Originally, I designed a W3C Schema for package.xml 2.0 using XMLSpy, but found that libxml is unable to handle the schema whatsoever. Instead, with the release of PEAR 1.4.0 I designed a schema validator based on the array functions of PHP and the unserialized array generated by XML_Serializer's XML_Unserializer class. Because this is not an elegant validator of W3C Schema or Relax NG, I called it "stupidSchemaValidate()". This is used to validate the basic structure of the XML level-by-level, and so requires many function calls.

I never considered using DTD because it can't handle namespaces.

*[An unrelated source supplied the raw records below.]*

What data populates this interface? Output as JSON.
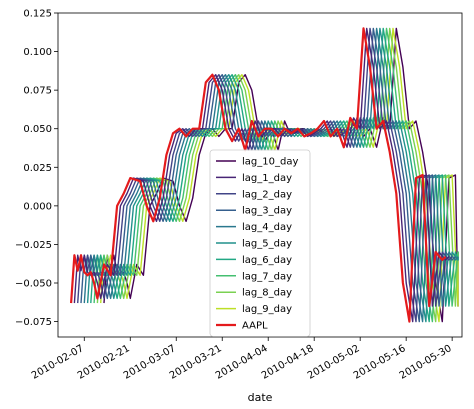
{
  "chart_data": {
    "type": "line",
    "xlabel": "date",
    "ylabel": "",
    "xlim": [
      "2010-01-30",
      "2010-06-02"
    ],
    "ylim": [
      -0.085,
      0.125
    ],
    "x_ticks": [
      "2010-02-07",
      "2010-02-21",
      "2010-03-07",
      "2010-03-21",
      "2010-04-04",
      "2010-04-18",
      "2010-05-02",
      "2010-05-16",
      "2010-05-30"
    ],
    "y_ticks": [
      -0.075,
      -0.05,
      -0.025,
      0.0,
      0.025,
      0.05,
      0.075,
      0.1,
      0.125
    ],
    "y_tick_labels": [
      "−0.075",
      "−0.050",
      "−0.025",
      "0.000",
      "0.025",
      "0.050",
      "0.075",
      "0.100",
      "0.125"
    ],
    "legend_position": "lower-center",
    "grid": false,
    "base_series": {
      "name": "AAPL",
      "x": [
        "2010-02-03",
        "2010-02-04",
        "2010-02-05",
        "2010-02-06",
        "2010-02-07",
        "2010-02-08",
        "2010-02-09",
        "2010-02-10",
        "2010-02-11",
        "2010-02-13",
        "2010-02-15",
        "2010-02-17",
        "2010-02-19",
        "2010-02-21",
        "2010-02-24",
        "2010-02-26",
        "2010-02-28",
        "2010-03-02",
        "2010-03-04",
        "2010-03-06",
        "2010-03-08",
        "2010-03-10",
        "2010-03-12",
        "2010-03-14",
        "2010-03-16",
        "2010-03-18",
        "2010-03-20",
        "2010-03-22",
        "2010-03-24",
        "2010-03-26",
        "2010-03-28",
        "2010-03-30",
        "2010-04-01",
        "2010-04-03",
        "2010-04-05",
        "2010-04-07",
        "2010-04-09",
        "2010-04-11",
        "2010-04-13",
        "2010-04-15",
        "2010-04-17",
        "2010-04-19",
        "2010-04-21",
        "2010-04-23",
        "2010-04-25",
        "2010-04-27",
        "2010-04-29",
        "2010-05-01",
        "2010-05-03",
        "2010-05-05",
        "2010-05-07",
        "2010-05-09",
        "2010-05-11",
        "2010-05-13",
        "2010-05-15",
        "2010-05-17",
        "2010-05-19",
        "2010-05-21",
        "2010-05-23",
        "2010-05-25",
        "2010-05-27",
        "2010-05-28"
      ],
      "y": [
        -0.063,
        -0.032,
        -0.042,
        -0.032,
        -0.043,
        -0.045,
        -0.043,
        -0.05,
        -0.06,
        -0.038,
        -0.045,
        0.0,
        0.008,
        0.018,
        0.016,
        0.0,
        -0.01,
        0.005,
        0.033,
        0.047,
        0.05,
        0.045,
        0.05,
        0.05,
        0.08,
        0.085,
        0.075,
        0.05,
        0.042,
        0.05,
        0.036,
        0.055,
        0.045,
        0.05,
        0.05,
        0.045,
        0.05,
        0.047,
        0.05,
        0.045,
        0.047,
        0.05,
        0.055,
        0.045,
        0.05,
        0.038,
        0.057,
        0.05,
        0.115,
        0.09,
        0.05,
        0.055,
        0.035,
        0.008,
        -0.05,
        -0.075,
        0.018,
        0.02,
        -0.065,
        -0.03,
        -0.035,
        -0.033
      ]
    },
    "series": [
      {
        "name": "lag_10_day",
        "lag_days": 10,
        "color": "#440154"
      },
      {
        "name": "lag_1_day",
        "lag_days": 1,
        "color": "#482475"
      },
      {
        "name": "lag_2_day",
        "lag_days": 2,
        "color": "#414487"
      },
      {
        "name": "lag_3_day",
        "lag_days": 3,
        "color": "#355f8d"
      },
      {
        "name": "lag_4_day",
        "lag_days": 4,
        "color": "#2a788e"
      },
      {
        "name": "lag_5_day",
        "lag_days": 5,
        "color": "#21918c"
      },
      {
        "name": "lag_6_day",
        "lag_days": 6,
        "color": "#22a884"
      },
      {
        "name": "lag_7_day",
        "lag_days": 7,
        "color": "#44bf70"
      },
      {
        "name": "lag_8_day",
        "lag_days": 8,
        "color": "#7ad151"
      },
      {
        "name": "lag_9_day",
        "lag_days": 9,
        "color": "#bddf26"
      },
      {
        "name": "AAPL",
        "lag_days": 0,
        "color": "#e41a1c"
      }
    ]
  }
}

Now that I am working on the PHP 5+ implementation of Pyrus, the first thing I thought I might do is create a Relax NG schema that the PHP libxml can handle. After an entire day of fighting with the thing, I've managed to discover more than 10 simple and valid Relax NG schema that simply don't work with the version of libxml distributed with PHP 5.2.3. In addition, with helpful error messages like "Expecting name, got nothing here," even with the use of libxml_use_internal_errors() I find the error reporting to be excruciatingly useless.

With my hacked-together stupidSchemaValidate(), I get wonderfully clear error messages like "unexpected <channel>, expecting one of <version>, <date> on line 23" which make it not just easy but simple to debug broken package.xml formatting.

Is there anyone out there who has had any luck getting a supposedly smart external validation tool to print remotely helpful error messages on validating a complex .xml with PHP?

It's been a while since my last blog post, I've found myself with more limited free time than usual and have thus had to focus on the really important things.  I was recently elected president of PEAR (I ran unopposed, so it's a durn good thing I was elected), and this has resulted in a flurry of activity.  A lot of energy is going into revamping the PEAR website, http://pear.php.net.  At this stage, most of the changes are not visible to the naked eye, as we are writing unit tests and refactoring gradually.  However, one change will be highly visible.

I'm excited to announce the first two mirrors of pear.php.net are now actively mirroring the installer REST files and actual .tgz files of package releases.  They are http://us.pear.php.net (provided by Joshua Eichorn and bluga.net) and http://de.pear.php.net (provided by Christian Weiske).  The option exists at a future date of mirroring the entire website, but this will not be possible without further changes to the infrastructure.

To try out one of the new mirrors, simply run:

pear config-set preferred_mirror us.pear.php.net

or

pear config-set preferred_mirror de.pear.php.net

Then, continue using the installer normally.  Users in Europe may notice a considerable performance increase by using de.pear.php.net.  Ain't progress great?